Ulrich Tukur: Auf Hamsterjagd im Großstadtdschungel

Ein bisschen irre ist Ulrich Tukur schon. Ein kleines, ein winziges bisschen, und das noch nicht einmal, weil er sich auf der Bühne der Bonner Oper als „James Bonn“ vorstellt und sich ein geradezu biblisches Alter zuschreibt (was er auf seine einstige Arbeit mit fossilisiertem Dinosaurierkot in der Werkstatt von August Oetker zurückführt). Nein, der Wahnsinn ist vielmehr, dass der Schauspieler, Pianist und Sänger inzwischen fast 30 Jahre lang mit seinen „Rhythmus Boys“ die Welt der Schlager und Evergreens wiederbelebt und damit offenbar nicht aufhören kann. Was ein Glücksfall für das Publikum ist. Am vergangenen Sonntag beschloss er auf diese Weise die Spielzeit 2024 der Reihe „Quatsch keine Oper“, mit allerlei Evergreens, Gedichten und Anekdoten irgendwo zwischen Wahrheit und Auslegung. Und mit jeder Menge Spaß.

Ob nun mit Musik oder mit Worten, Ulrich Tukur ist ein begnadeter Geschichtenerzähler. Einer, der ganz genau weiß, bis zu welchem Punkt er etwas hinzudichten kann. „Ist alles Quatsch, aber das ist ja egal“, sagt er irgendwann über seine Moderationen – was übrigens nicht so ganz stimmt. Nur halb. Denn ob er nun gerade Unsinn verzapft oder nicht, ist tatsächlich zweitrangig angesichts der Leichtigkeit, mit der er und seine drei ebenso irrsinnigen wie brillanten Kollegen zu Werke gehen. Für ihr aktuelles Programm „Es leuchten die Sterne“ hat sich die selbsternannte älteste Boyband der Welt auf die Klänge der Metropolen jener Zeit eingegroovt, auf Songs aus Berlin und New York, auf „Puttin’ on the Ritz“ und auf „Über den Dächern der großen Stadt“. Da werden Cole Porter und Irving Berlin in einem Atemzug mit Rudi Schuricke genannt – allesamt Persönlichkeiten, die der kaum alternde Tukur in den 1920ern kennengelernt haben will –, nächtliche Partys „von Acht bis um Acht“ besungen und der „Continental“ als Modetanz gefeiert, als ob es kein Morgen gäbe.
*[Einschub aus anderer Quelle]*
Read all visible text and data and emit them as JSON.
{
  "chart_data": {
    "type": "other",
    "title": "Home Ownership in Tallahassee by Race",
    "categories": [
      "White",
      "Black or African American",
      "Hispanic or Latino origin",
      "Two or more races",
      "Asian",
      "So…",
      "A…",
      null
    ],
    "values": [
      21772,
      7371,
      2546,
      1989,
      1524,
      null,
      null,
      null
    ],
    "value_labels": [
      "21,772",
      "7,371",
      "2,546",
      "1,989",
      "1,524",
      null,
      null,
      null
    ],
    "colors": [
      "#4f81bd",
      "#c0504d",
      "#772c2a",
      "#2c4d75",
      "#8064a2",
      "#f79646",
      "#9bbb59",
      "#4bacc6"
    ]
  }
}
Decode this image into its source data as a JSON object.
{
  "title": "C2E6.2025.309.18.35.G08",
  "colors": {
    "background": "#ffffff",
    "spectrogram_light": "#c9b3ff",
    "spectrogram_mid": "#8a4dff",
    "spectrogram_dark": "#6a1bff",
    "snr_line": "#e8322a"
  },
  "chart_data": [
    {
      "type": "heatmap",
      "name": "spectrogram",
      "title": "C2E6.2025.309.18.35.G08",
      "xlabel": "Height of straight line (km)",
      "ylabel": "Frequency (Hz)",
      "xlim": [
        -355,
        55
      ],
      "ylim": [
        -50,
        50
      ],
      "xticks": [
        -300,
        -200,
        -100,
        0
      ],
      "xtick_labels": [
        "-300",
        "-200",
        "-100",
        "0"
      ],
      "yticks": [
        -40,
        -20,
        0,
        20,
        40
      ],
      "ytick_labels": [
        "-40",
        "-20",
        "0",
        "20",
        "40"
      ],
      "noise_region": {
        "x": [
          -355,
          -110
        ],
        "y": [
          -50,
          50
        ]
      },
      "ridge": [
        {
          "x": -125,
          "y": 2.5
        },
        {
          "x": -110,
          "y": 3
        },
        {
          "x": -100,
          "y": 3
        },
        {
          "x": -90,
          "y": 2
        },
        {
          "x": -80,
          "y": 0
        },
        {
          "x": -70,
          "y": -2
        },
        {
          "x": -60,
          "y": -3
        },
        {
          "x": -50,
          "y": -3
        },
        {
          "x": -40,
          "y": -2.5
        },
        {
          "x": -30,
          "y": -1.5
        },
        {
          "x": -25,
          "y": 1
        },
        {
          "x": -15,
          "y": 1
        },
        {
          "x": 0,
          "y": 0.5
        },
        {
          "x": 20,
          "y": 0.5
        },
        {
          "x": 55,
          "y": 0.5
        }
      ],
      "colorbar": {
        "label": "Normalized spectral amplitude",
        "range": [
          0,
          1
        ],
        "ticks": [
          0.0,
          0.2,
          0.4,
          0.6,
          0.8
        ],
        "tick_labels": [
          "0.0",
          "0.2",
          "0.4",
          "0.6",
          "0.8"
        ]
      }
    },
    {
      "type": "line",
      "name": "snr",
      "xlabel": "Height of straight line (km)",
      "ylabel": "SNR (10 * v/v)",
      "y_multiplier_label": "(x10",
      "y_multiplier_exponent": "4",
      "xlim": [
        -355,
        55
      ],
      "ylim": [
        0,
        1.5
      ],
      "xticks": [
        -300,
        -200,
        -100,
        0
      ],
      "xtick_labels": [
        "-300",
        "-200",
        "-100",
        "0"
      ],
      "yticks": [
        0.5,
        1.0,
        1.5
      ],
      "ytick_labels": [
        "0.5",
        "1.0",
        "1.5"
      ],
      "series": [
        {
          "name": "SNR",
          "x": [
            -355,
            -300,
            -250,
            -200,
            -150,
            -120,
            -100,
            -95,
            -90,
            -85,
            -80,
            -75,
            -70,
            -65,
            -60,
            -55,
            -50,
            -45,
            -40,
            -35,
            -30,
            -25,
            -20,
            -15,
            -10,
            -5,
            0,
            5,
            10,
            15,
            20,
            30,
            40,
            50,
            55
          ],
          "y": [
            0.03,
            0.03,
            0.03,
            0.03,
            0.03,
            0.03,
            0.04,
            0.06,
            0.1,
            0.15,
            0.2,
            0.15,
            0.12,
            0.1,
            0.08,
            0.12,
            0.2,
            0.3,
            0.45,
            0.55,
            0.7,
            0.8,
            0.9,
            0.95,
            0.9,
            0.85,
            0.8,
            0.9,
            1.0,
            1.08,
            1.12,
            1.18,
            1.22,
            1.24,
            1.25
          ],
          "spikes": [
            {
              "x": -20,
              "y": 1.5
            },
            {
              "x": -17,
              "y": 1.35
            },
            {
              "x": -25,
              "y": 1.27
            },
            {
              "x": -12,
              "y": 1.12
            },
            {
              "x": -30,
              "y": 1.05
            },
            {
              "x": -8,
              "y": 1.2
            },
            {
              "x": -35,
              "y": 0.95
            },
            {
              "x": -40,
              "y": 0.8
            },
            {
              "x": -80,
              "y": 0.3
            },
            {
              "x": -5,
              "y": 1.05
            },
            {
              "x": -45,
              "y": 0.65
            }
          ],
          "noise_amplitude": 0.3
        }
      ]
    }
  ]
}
A propos Tanz: Den gibt es nicht nur zu hören, sondern auch zu sehen. Schließlich brennt Bassist Günter Märtens für das Parkett und präsentiert neben einem indigenen Paarungstanz aus der Nähe von Oberwinter auch das ein oder andere Pas de deux mit Drummer Kalle Mews. Dass beide rund 50 Zentimeter Körpergröße trennen, ist dabei zweitrangig; viel wichtiger ist, dass derartige Einlagen nicht in die Lächerlichkeit abgleiten, sondern ebenso souverän auf der Grenze balancieren wie die trockenen Solo-Ankündigungen von Gitarrist Ulrich Mayer, die immer viel versprechen und ganz bewusst wenig halten. In diesem Rahmen kann man das machen. Und Tukur? Deklamiert kurzerhand Rielkes „Der Hamster“ (eigentlich „Der Panther“, aber wer kann die Viecher schon voneinander unterscheiden), flitzt über die Tasten und singt genüsslich „Everybody Loves My Baby, but My Baby Don't Love Nobody but Me“. Die kecken Arrangements sind dabei ein wahrer Genuss und hauchen den Songs tatsächlich neues Leben ein: Hervorragend vor allem „Nasse Lyrik“ mit allerlei akustischen Effekten sowie das gnadenlos überzeichnete „Let’s Misbehave“, bei dem die Band aus dem Vollen schöpfen kann. So machen Schlager Spaß.